A Winter in London - Part I

Saiu de casa, ainda era noite.

O ar era frio, terrivelmente ventoso e agreste.

Mas Kate, nem o frio sentia, de tão gelada a sua Alma que tristemente vagueava pela manhã ainda escura, de mais um dia de Inverno.


Num passo apressado em direcção ao Metro, pensava na Vida...
Por vezes, a Vida anda às voltas, como as folhas de Outono em dia de Ventania.


Há momentos que não se conseguem explicar...

E à medida que ia descendo degrau-a-degrau a escadaria longa do túnel do Metro, Kate

esforçava-se por elevar a moral, tentando convencer-se de que tudo teria uma razão de ser.


Pela primeira vez na Vida, não sentia o Stress de chegar a horas a lado algum...

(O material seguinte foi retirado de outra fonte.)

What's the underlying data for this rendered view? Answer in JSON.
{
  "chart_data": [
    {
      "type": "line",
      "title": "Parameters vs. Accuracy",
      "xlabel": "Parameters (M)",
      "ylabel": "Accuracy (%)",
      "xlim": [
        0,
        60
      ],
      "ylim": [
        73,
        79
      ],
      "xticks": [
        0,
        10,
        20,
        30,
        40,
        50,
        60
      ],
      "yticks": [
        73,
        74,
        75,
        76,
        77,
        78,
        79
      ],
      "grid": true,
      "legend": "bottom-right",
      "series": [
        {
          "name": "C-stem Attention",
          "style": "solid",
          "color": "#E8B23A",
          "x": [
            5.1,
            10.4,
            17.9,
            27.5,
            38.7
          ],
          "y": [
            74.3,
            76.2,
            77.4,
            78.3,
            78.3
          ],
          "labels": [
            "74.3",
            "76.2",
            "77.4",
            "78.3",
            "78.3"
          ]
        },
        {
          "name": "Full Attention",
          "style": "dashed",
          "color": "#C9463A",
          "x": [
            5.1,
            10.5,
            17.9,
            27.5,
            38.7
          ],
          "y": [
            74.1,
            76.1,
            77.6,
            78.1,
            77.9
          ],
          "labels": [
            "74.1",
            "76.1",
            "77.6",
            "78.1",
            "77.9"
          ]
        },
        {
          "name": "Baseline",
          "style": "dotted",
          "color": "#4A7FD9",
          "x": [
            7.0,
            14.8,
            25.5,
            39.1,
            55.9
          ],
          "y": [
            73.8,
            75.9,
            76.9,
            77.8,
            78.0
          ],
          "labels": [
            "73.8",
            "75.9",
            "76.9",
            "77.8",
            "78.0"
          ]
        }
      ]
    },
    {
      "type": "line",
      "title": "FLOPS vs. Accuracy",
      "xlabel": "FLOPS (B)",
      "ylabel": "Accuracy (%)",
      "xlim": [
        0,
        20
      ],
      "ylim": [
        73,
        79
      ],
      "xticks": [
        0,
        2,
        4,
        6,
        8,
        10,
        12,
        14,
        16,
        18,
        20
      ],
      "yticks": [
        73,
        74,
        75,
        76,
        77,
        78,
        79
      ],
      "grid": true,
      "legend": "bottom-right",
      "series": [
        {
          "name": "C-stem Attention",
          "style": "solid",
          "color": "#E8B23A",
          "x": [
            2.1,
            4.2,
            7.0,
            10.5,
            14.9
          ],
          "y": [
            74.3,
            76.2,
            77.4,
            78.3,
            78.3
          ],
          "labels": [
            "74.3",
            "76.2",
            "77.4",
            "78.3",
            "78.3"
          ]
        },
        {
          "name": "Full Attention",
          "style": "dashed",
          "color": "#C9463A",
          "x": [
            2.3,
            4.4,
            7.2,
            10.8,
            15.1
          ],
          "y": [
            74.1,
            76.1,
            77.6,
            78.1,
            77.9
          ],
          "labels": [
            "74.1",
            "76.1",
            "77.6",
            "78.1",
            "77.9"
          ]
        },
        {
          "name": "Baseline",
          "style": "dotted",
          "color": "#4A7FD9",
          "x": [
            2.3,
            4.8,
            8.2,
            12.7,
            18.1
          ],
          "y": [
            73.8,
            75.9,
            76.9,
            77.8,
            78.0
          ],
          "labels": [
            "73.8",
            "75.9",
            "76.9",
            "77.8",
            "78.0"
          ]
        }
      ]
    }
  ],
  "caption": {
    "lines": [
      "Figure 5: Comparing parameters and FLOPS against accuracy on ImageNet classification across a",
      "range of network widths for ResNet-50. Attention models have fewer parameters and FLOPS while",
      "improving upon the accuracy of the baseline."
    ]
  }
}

Olhava para o formigueiro de pessoas que àquela hora já circulava pelas ruas com ar de Almas penadas. Ela era mais uma, apenas, com uma diferença: aqueles rostos apagados de Vida, tinham para onde ir. Seguiam uma rotina qualquer, iam ao encontro de uma qualquer função que lhes permitia sobreviver na Grande Cidade.

A ela, restava-lhe observar a rotina alheia e sobreviver ao vazio da sua rotina.

Fechou e abriu os olhos rapidamente, para tentar perceber se estaria ainda a dormir... Mas não!

O estrondo causado pelo abrir das portas da carruagem, trouxe-a de novo à sua realidade.

Entrou, empurrada e apertada contra outros corpos inertes que se quedavam para onde calhasse, e deixou-se ir... embalada pelo correr da carruagem nos longos e velhos carris da Bakerloo Line.


Recorda-se de quando apanhava aquela linha para ir para a City. Sempre apressada, gostava daquele momento da manhã. Ao contrário da maioria dos seus “companheiros” de viagem, era raro acordar mal-disposta e o facto de adorar o seu trabalho fazia com que se sentisse bem consigo mesma.

Os colegas admiravam a sua energia e o ar bem-disposto e brincalhão, logo pela manhã, sem descuidar a postura profissional e atenta. E adoravam os pequenos mimos com que Kate muitas vezes os saudava. Um bolo fresquinho e chá com leite, para os técnicos do estúdio, fruta e flores para a sala que partilhava com outros colegas da redacção, enfim... pequenos gestos a que já se tinham habituado e tão característicos da simpatia que irradiava e que herdara da sua Mãe, uma médica Americana que, em trabalho, acabou por conhecer e se apaixonar por um jornalista Escocês. Uma mistura algo explosiva para qualquer Inglês, mas que Kate com muito savoir faire conseguia contornar.


Entre um livro ou uma revista, gostava por vezes de simplesmente observar pelo canto do olho as “personagens” ao seu redor, durante a viagem pela rede de Metro londrina.

Mas agora... nada capta a sua atenção. Sente a Alma baça, vazia, e distante.

Mal podia acreditar. Com o olhar rígido e fixo no nada, sentia o calor das lágrimas que começavam a escorrer pela sua face meia sardenta.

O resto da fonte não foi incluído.